2019-09-13T16:17:24.629Z


The London Stock Exchange has turned down a $ 39 billion takeover bid from the Hong Kong Stock Exchange and has chosen to stick to the planned acquisition of Refinitive Data and Analysis Group.

The rejection comes after unsuccessful attempts to merge the London Stock Exchange and the German Stock Exchange against the backdrop of the European Commission's rejection.

The London Stock Exchange told the Hong Kong Stock Exchange and clearing company in a letter that it had fundamental concerns about key elements of the offer, and that the company's relationship with the Hong Kong government would "complicate matters," Reuters reported.

"Accordingly, the Council unanimously rejects the conditional offer and, given its fundamental shortcomings, sees no advantage in further engagement," it said in a statement. London shares rose 1.3 percent to 7,352 pence after the statement.

The Hong Kong Stock Exchange and Clearing House made its surprise offer on Wednesday, just two days after officials traveled to London to bid for the acquisition of London Stock Exchange chief executive David Schwimmer for the first time.

The Asian offer would have required the London Stock Exchange not to merge with UK-based financial and information firm Refinitiv.

The London Stock Exchange announced in early August its intention to acquire Refinitiv for $ 27 billion from Thomson Reuters and Blackstone Group.

The offer has received a lukewarm reception from shareholders so far, although analysts expect the Asian bourse to return with an improved offer and may be headed for a hostile takeover, meaning it will go directly to the shareholders on the London Stock Exchange.

Fears
In its letter, the London Stock Exchange said the Hong Kong Stock Exchange's clearing that the deal would be swift and confirmed was "simply not credible."

The London Stock Exchange and its advisers had a wide range of concerns, including the possibility of China's potential impact on the Hong Kong stock exchange, and the possibility of the deal facing formal objections from Britain and the United States, Bloomberg reported yesterday.

One of the important challenges facing the Hong Kong bourse is reportedly getting support from the British government, which has already shown some caution about the takeover by a foreign observer with close ties to China, which could pave the way for the LSE to pass to the Chinese government.

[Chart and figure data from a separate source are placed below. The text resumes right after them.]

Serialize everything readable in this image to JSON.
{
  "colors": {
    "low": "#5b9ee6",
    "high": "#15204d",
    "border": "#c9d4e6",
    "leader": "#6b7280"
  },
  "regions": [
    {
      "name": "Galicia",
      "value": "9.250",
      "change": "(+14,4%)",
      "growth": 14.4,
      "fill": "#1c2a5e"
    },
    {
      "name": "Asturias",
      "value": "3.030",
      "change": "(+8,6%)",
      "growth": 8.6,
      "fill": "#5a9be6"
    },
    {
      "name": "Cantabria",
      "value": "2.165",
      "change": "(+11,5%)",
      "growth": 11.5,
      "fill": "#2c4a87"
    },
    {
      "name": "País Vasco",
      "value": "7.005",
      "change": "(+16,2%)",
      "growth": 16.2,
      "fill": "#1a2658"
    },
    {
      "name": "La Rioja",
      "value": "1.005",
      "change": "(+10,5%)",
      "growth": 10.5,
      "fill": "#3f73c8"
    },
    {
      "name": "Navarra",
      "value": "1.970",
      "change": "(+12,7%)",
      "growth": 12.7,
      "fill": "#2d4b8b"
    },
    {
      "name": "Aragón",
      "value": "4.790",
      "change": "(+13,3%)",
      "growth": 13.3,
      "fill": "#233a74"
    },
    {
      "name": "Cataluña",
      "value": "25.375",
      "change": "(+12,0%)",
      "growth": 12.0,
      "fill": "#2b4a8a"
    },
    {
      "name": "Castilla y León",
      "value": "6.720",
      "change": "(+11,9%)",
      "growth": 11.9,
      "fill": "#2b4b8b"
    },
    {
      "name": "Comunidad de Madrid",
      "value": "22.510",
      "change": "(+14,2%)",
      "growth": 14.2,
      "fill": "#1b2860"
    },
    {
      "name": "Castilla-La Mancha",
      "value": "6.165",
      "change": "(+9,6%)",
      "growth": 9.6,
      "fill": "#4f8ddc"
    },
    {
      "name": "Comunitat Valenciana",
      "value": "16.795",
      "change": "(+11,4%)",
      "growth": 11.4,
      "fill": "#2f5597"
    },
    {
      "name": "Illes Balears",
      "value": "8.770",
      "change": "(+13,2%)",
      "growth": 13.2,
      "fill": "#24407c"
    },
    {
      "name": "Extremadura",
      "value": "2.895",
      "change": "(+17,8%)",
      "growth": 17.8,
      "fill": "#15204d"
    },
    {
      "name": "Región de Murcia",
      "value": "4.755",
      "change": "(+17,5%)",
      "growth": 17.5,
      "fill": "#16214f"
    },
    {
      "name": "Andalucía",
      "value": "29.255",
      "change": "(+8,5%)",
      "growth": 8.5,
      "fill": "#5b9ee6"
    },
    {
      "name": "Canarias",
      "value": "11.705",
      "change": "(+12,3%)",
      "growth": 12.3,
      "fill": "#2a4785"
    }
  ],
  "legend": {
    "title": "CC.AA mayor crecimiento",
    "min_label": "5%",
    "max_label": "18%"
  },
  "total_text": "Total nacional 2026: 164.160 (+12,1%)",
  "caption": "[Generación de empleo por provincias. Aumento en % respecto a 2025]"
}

Because the offer of the Hong Kong Stock Exchange and Clearing House relies heavily on stock swaps, it will increase its exposure to the fallout from the current political turmoil in Hong Kong.

The Asian offer was also challenged by shareholders on the London Stock Exchange, with Jupiter Asset Management and Aberdeen Standard Investments saying they preferred the proposed merger between the British exchange and Refinitiv.

The Hong Kong Stock Exchange is the fourth largest financial market in the world in terms of trading volume, while the London Stock Exchange manages the largest financial market in Europe.

The German stock market has also failed to take over the London Stock Exchange three times in recent years, where it faced opposition from politicians and regulators, amid fears of monopoly.